A past trainee of mine co-sponsors periodic business lectures in Cambridge, and I have attended some excellent ones. I wallow in the luxury of being able to listen without needing to criticise. One such that I remember enjoying (though I don’t remember what it was about) was by Alain de Botton; so when I came across a TED talk by him I was eager to go and sample it. It was this lecture, entitled A kinder, gentler philosophy of success.
We don’t see the very beginning, unless he is accustomed to starting halfway through a sentence, but when we join him he is travelling like an express train. He talks of his misery on occasions when he judges the degree to which his achievements are dwarfed by his ambitions; and he therefore seems to be castigating our culture for belittling those it perceives to be losers. I decide first, before donning my rhetor hat, to listen to the talk.
- He confuses career with life – a common but critical error.
- He bases his arguments on a shallow and narrow definition of success – even when he says he doesn’t.

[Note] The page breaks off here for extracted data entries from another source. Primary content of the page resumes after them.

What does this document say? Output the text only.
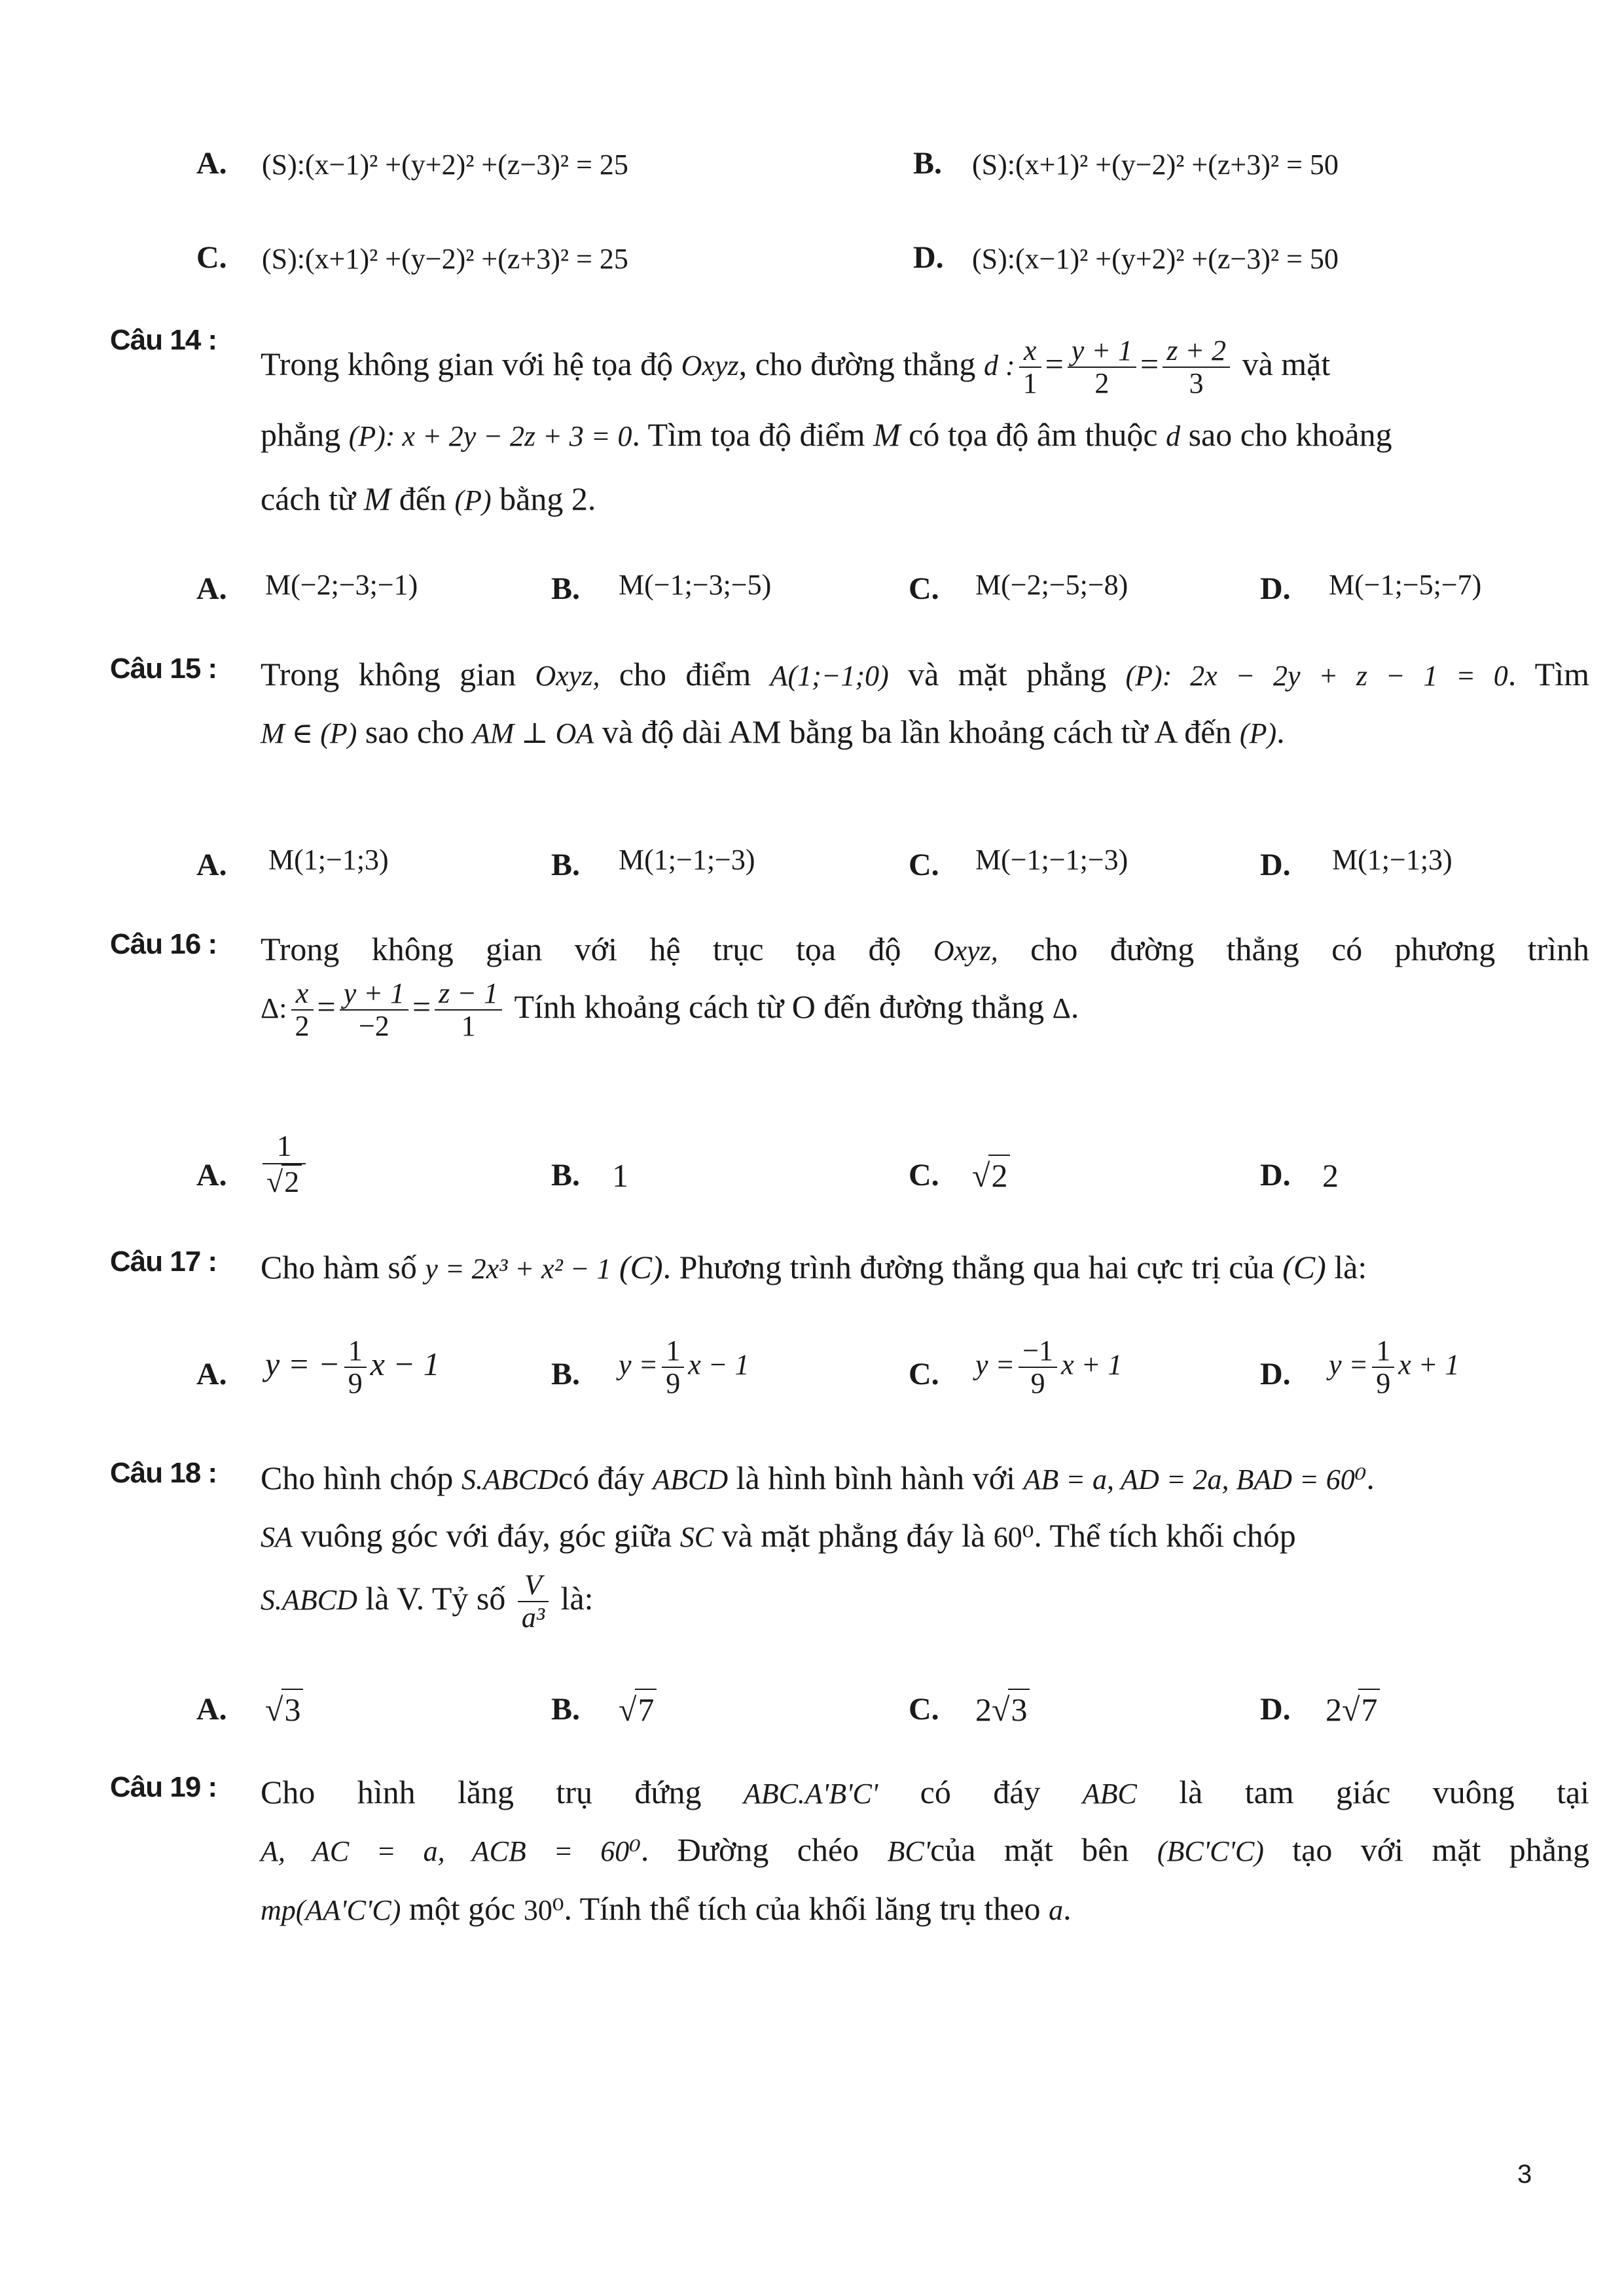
A. (S):(x−1)² +(y+2)² +(z−3)² = 25	B. (S):(x+1)² +(y−2)² +(z+3)² = 50
C. (S):(x+1)² +(y−2)² +(z+3)² = 25	D. (S):(x−1)² +(y+2)² +(z−3)² = 50
Câu 14 :
Trong không gian với hệ tọa độ Oxyz, cho đường thẳng d : $\frac{x}{1} = \frac{y + 1}{2} = \frac{z + 2}{3}$ và mặt
phẳng (P): x + 2y − 2z + 3 = 0. Tìm tọa độ điểm M có tọa độ âm thuộc d sao cho khoảng
cách từ M đến (P) bằng 2.
A. M(−2;−3;−1)	B. M(−1;−3;−5)	C. M(−2;−5;−8)	D. M(−1;−5;−7)
Câu 15 : Trong không gian Oxyz, cho điểm A(1;−1;0) và mặt phẳng (P): 2x − 2y + z − 1 = 0. Tìm
M ∈ (P) sao cho AM ⊥ OA và độ dài AM bằng ba lần khoảng cách từ A đến (P).
A. M(1;−1;3)	B. M(1;−1;−3)	C. M(−1;−1;−3)	D. M(1;−1;3)
Câu 16 : Trong không gian với hệ trục tọa độ Oxyz, cho đường thẳng có phương trình
Δ: $\frac{x}{2} = \frac{y + 1}{-2} = \frac{z - 1}{1}$ Tính khoảng cách từ O đến đường thẳng Δ.
A. $\frac{1}{√2}$	B. 1	C. √2	D. 2
Câu 17 : Cho hàm số y = 2x³ + x² − 1 (C). Phương trình đường thẳng qua hai cực trị của (C) là:
A. y = − $\frac{1}{9}$ x − 1	B. $y = \frac{1}{9}$ x − 1	C. $y = \frac{-1}{9}$ x + 1	D. $y = \frac{1}{9}$ x + 1
Câu 18 : Cho hình chóp S.ABCDcó đáy ABCD là hình bình hành với AB = a, AD = 2a, BAD = 60⁰.
SA vuông góc với đáy, góc giữa SC và mặt phẳng đáy là 60⁰. Thể tích khối chóp
S.ABCD là V. Tỷ số $\frac{V}{\text{a³}}$ là:
A. √3	B. √7	C. 2√3	D. 2√7
Câu 19 : Cho hình lăng trụ đứng ABC.A'B'C' có đáy ABC là tam giác vuông tại
A, AC = a, ACB = 60⁰. Đường chéo BC'của mặt bên (BC'C'C) tạo với mặt phẳng
mp(AA'C'C) một góc 30⁰. Tính thể tích của khối lăng trụ theo a.
3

- He mixes with the wrong people.
- He goes to the wrong parties
- He seems almost to conclude that something should be done about this perceived problem. Legislation? What a hideous prospect!

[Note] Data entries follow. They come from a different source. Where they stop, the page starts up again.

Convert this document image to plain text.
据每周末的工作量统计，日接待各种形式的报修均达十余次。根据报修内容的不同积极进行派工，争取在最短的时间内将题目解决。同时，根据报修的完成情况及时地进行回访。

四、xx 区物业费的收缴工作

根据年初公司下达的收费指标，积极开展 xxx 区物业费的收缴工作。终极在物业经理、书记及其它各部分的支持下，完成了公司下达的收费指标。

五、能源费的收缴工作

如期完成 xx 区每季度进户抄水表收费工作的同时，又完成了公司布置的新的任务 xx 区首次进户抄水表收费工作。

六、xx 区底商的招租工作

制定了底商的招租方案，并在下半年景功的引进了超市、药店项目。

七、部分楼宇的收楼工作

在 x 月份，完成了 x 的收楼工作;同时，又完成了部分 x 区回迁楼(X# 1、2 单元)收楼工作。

Regardless of the above (and with this talk so far scoring 1.8 million views, he should worry what I think!) let’s look at how well he put it across, and how it could be improved…

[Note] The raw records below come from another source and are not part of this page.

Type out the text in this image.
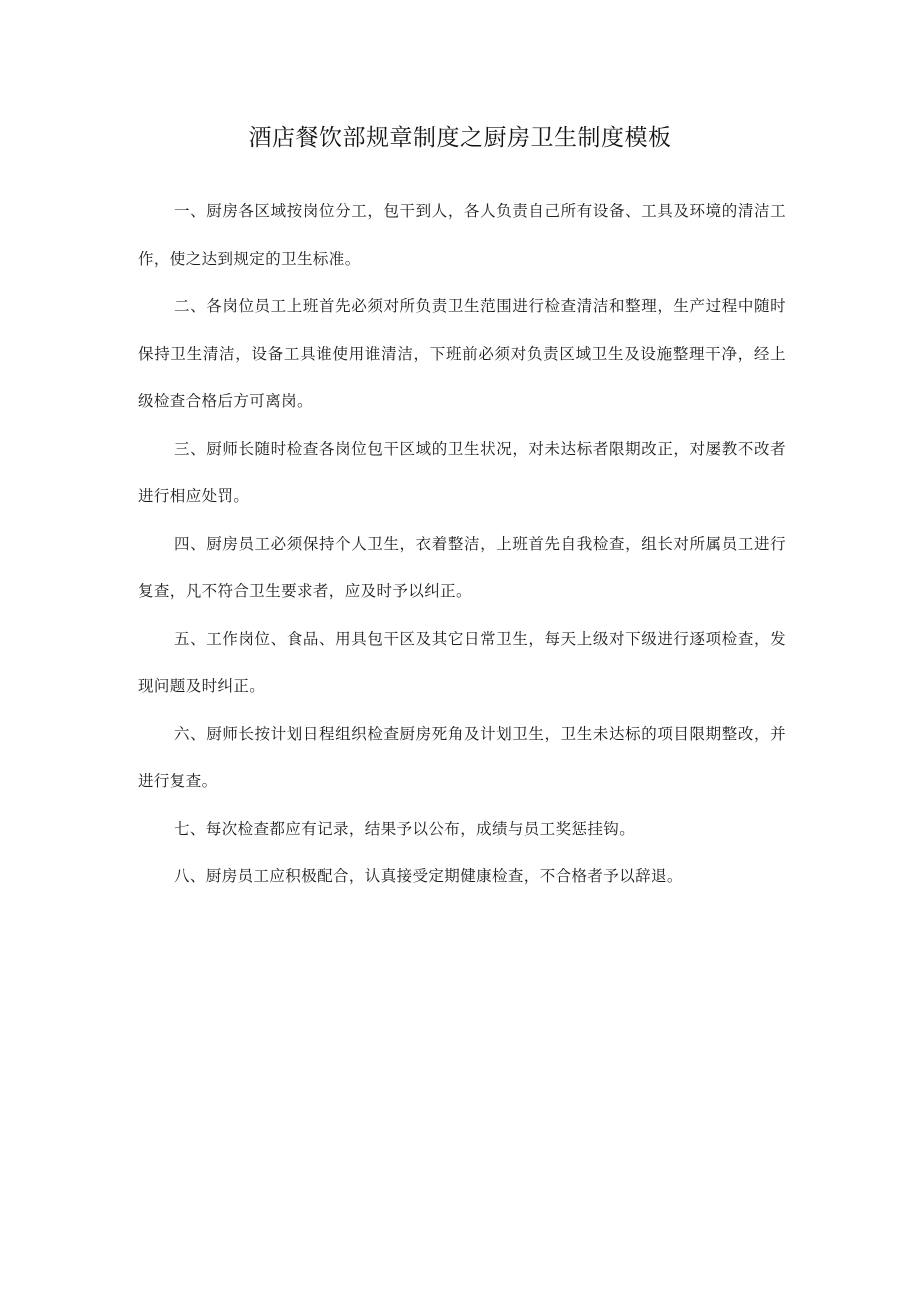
酒店餐饮部规章制度之厨房卫生制度模板

一、厨房各区域按岗位分工，包干到人，各人负责自己所有设备、工具及环境的清洁工作，使之达到规定的卫生标准。

二、各岗位员工上班首先必须对所负责卫生范围进行检查清洁和整理，生产过程中随时保持卫生清洁，设备工具谁使用谁清洁，下班前必须对负责区域卫生及设施整理干净，经上级检查合格后方可离岗。

三、厨师长随时检查各岗位包干区域的卫生状况，对未达标者限期改正，对屡教不改者进行相应处罚。

四、厨房员工必须保持个人卫生，衣着整洁，上班首先自我检查，组长对所属员工进行复查，凡不符合卫生要求者，应及时予以纠正。

五、工作岗位、食品、用具包干区及其它日常卫生，每天上级对下级进行逐项检查，发现问题及时纠正。

六、厨师长按计划日程组织检查厨房死角及计划卫生，卫生未达标的项目限期整改，并进行复查。

七、每次检查都应有记录，结果予以公布，成绩与员工奖惩挂钩。

八、厨房员工应积极配合，认真接受定期健康检查，不合格者予以辞退。
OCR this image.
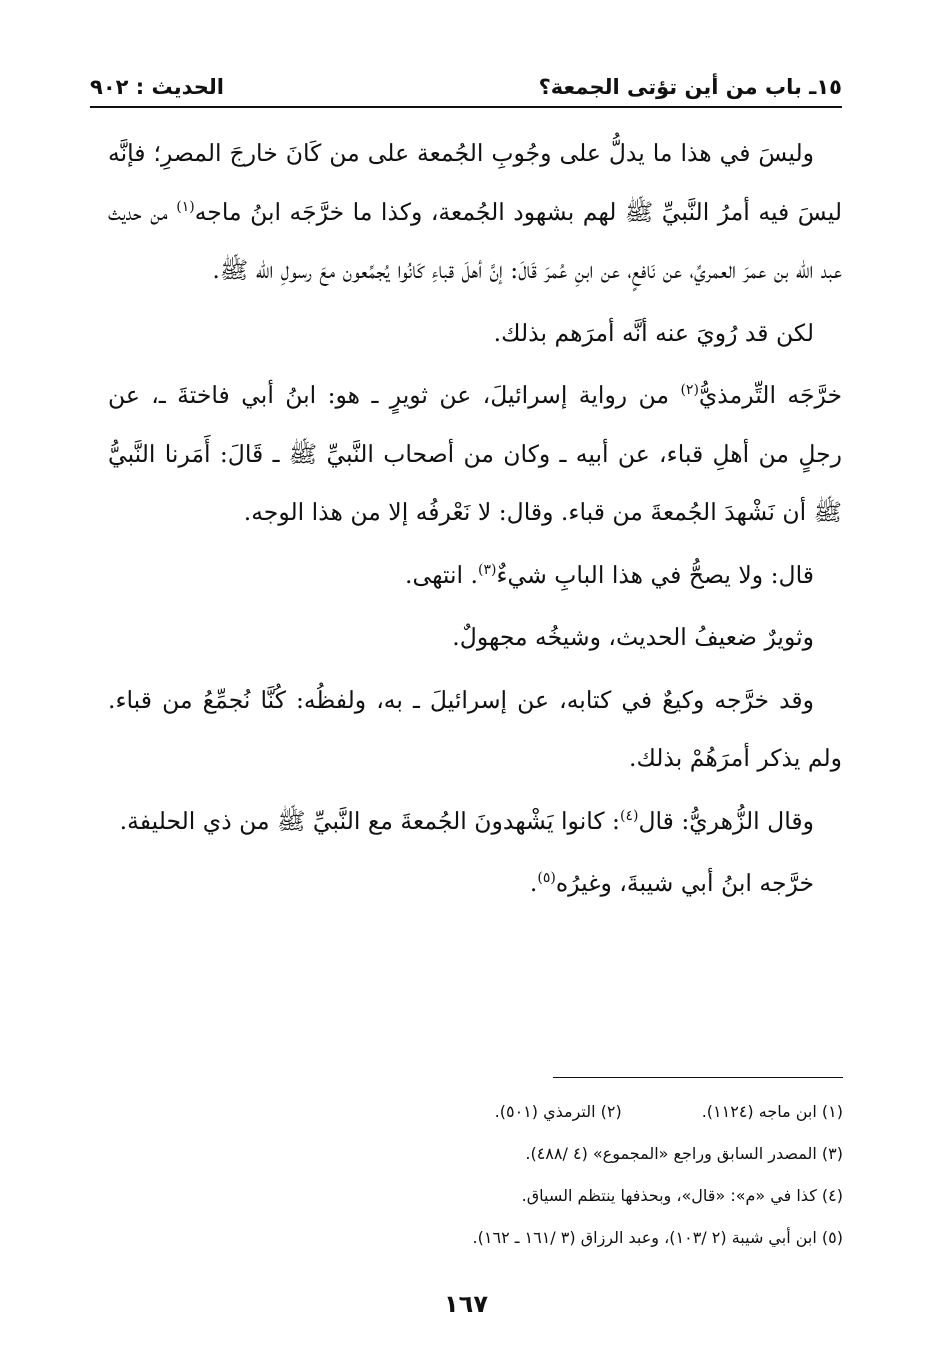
١٥ـ باب من أين تؤتى الجمعة؟
الحديث : ٩٠٢

وليسَ في هذا ما يدلُّ على وجُوبِ الجُمعة على من كَانَ خارجَ المصرِ؛ فإنَّه ليسَ فيه أمرُ النَّبيِّ ﷺ لهم بشهود الجُمعة، وكذا ما خرَّجَه ابنُ ماجه$^{(١)}$ من حديث عبد الله بن عمرَ العمريِّ، عن نَافعٍ، عن ابنِ عُمرَ قَالَ: إنَّ أهلَ قباءِ كَانُوا يُجمِّعون معَ رسولِ الله ﷺ.

لكن قد رُويَ عنه أنَّه أمرَهم بذلك.

خرَّجَه التِّرمذيُّ$^{(٢)}$ من رواية إسرائيلَ، عن ثويرٍ ـ هو: ابنُ أبي فاختةَ ـ، عن رجلٍ من أهلِ قباء، عن أبيه ـ وكان من أصحاب النَّبيِّ ﷺ ـ قَالَ: أَمَرنا النَّبيُّ ﷺ أن نَشْهدَ الجُمعةَ من قباء. وقال: لا نَعْرفُه إلا من هذا الوجه.

قال: ولا يصحُّ في هذا البابِ شيءٌ$^{(٣)}$. انتهى.

وثويرٌ ضعيفُ الحديث، وشيخُه مجهولٌ.

وقد خرَّجه وكيعٌ في كتابه، عن إسرائيلَ ـ به، ولفظُه: كُنَّا نُجمِّعُ من قباء. ولم يذكر أمرَهُمْ بذلك.

وقال الزُّهريُّ: قال$^{(٤)}$: كانوا يَشْهدونَ الجُمعةَ مع النَّبيِّ ﷺ من ذي الحليفة.

خرَّجه ابنُ أبي شيبةَ، وغيرُه$^{(٥)}$.

(١) ابن ماجه (١١٢٤).
(٢) الترمذي (٥٠١).
(٣) المصدر السابق وراجع «المجموع» (٤ /٤٨٨).
(٤) كذا في «م»: «قال»، وبحذفها ينتظم السياق.
(٥) ابن أبي شيبة (٢ /١٠٣)، وعبد الرزاق (٣ /١٦١ ـ ١٦٢).
١٦٧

He can speak: he is very articulate. He can shoot from the hip: so can anyone (I’ve proved it countless times) but he knows he can so he does. He speaks very quickly and nervously; but in his case it represents an outpouring of nervous energy as distinct from fear, so to the audience it’s appealing. He is intelligent, well-read and bursting with ideas, even if to my mind some of them might be a little half-baked. The only thing he really lacks is structure.
The talk, though reasonably absorbing, has no real after-taste. Five minutes later you are likely to have forgotten it, or at any rate what he said. What did he say? In my mini-summary, above, my last comment begins, “He seems almost to conclude…” because I was not quite sure what his conclusion was. He flits from idea to example to argument like a manic butterfly.
His lack of structure is also evinced by his needing to hold (and regularly refer to) a palm-top as a prompting device. For a lousy seventeen minutes, that’s really pathetic. I could show him a range of ways he could give this thing structure and shape and narrative and an overall coherence that would make it memorable both to the audience and to him.
As I often say to trainees, if you can’t remember what you are planning to say to them, how can you expect them to remember what you said?